Learning disabilities is the modern term for idiocy and the other old terms for people who lacked a degree of general intelligence (according to the consensus measures). Financial capability has been a observed to be a problem for some people with or without mental illnesses, for example the people who take out door step loans with daily interest in the tens of percent.
The modern finanical world is a set of tricks designed to make a person spend more. Those with high finanical capability, for example the sort of person who knows more than the sales person, might be able to sail through the multitude of offers designed to squeeze more out of a person's pocket.
Pay as you go mobile phone contracts are one of these areas where people are tricked by bargains. They're given offers that sound amazing to anyone who can't do the maths, for example buy £10 of credit and get £20 free sounds like an amazing bargain however they up the call charges to 30p a minute while their standard or previous tariff was £10 for £10 of calls at 10p/min. The old tariff would roll over the credit to the next month whereas the new tariff would only roll over any of the initial £10 (which is used up 3 times quicker) while the £20 'free' wouldn't roll over.
Of course in this example the best thing would be a contract-free deal rather than pay as you go however people who have bad credit ratings or are financially excluded through bankrupcy don't have that option.
There are other examples. I remember working with someone who had enough money to buy a car outright and planned to. She was persuaded by the salesman to buy it on credit, even though she had the money and was ready to spend it as a lump sum. She was persuaded that it's better to have the lump sump in her bank and pay over time though it was really a ruse to increase the salesperson's monthly bonus. I can't remember if they'd attempted to sell Payment Protection Insurance.

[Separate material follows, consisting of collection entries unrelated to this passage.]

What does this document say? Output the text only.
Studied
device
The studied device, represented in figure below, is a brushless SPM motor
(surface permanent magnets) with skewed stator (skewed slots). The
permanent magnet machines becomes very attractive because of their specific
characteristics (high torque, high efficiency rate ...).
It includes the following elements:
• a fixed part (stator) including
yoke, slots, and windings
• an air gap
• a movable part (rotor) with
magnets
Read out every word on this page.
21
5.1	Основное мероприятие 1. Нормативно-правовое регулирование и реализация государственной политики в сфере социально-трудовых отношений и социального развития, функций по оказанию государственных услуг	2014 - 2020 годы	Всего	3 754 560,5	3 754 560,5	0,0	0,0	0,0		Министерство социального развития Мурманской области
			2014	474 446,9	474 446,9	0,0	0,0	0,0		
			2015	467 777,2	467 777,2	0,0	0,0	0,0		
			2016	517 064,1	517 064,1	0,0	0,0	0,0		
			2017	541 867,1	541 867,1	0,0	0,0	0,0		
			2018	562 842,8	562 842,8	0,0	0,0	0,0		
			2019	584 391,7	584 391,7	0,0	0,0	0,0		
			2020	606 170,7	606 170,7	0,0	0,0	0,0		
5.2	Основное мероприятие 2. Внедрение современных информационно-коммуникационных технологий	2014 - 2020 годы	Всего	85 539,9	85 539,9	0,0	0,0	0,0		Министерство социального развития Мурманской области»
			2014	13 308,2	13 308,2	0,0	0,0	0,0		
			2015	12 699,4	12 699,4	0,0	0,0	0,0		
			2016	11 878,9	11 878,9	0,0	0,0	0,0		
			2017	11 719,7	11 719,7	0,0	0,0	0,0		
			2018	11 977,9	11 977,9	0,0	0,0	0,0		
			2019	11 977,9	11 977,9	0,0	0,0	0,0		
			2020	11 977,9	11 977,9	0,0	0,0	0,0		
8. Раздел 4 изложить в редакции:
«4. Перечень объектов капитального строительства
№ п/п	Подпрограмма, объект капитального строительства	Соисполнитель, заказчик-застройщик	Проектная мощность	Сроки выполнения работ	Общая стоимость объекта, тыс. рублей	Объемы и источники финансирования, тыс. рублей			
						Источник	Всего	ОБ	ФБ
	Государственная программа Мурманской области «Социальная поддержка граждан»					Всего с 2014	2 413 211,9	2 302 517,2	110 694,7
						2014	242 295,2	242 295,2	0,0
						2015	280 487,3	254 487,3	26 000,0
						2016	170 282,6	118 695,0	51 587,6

Financial capability is important because money is important and people who work selling financial products may knowingly or unknowingly mis-sell them (unknowingly because many are just handed call scripts from their managers). Clearly the reckless spending associated with hypermania is something that's recognised as part of the illness. People in clinically manic states are often ripe pickings for the nefarious and those that are simply mental health unaware.
I'm considering this more analogous to intellectual disabilities. The lack of financial capability is a problem created by a complex system and not a real thing. I think every person, even the bankers themselves, must get frustrated at some point with the illogical of financial systems and credit packages. Certainly from the stories I've heard from my friends who've worked in investment banks it seems a certain amount of exploitation of a lack of financial capability is not the exception but the rule in their industry. Examples are hard but it'd be like me swapping a phone for a bag of crisps which might have a prize of £10,000.
I imagine in a decade or two there might be research papers that start with, "In the story of Jack and the beanstalk there's a clear example of a man with a financial capability illness. 3 magic beans for a cow is like spending £173million just on improving access to CBT. But they did it ten or twenty years ago."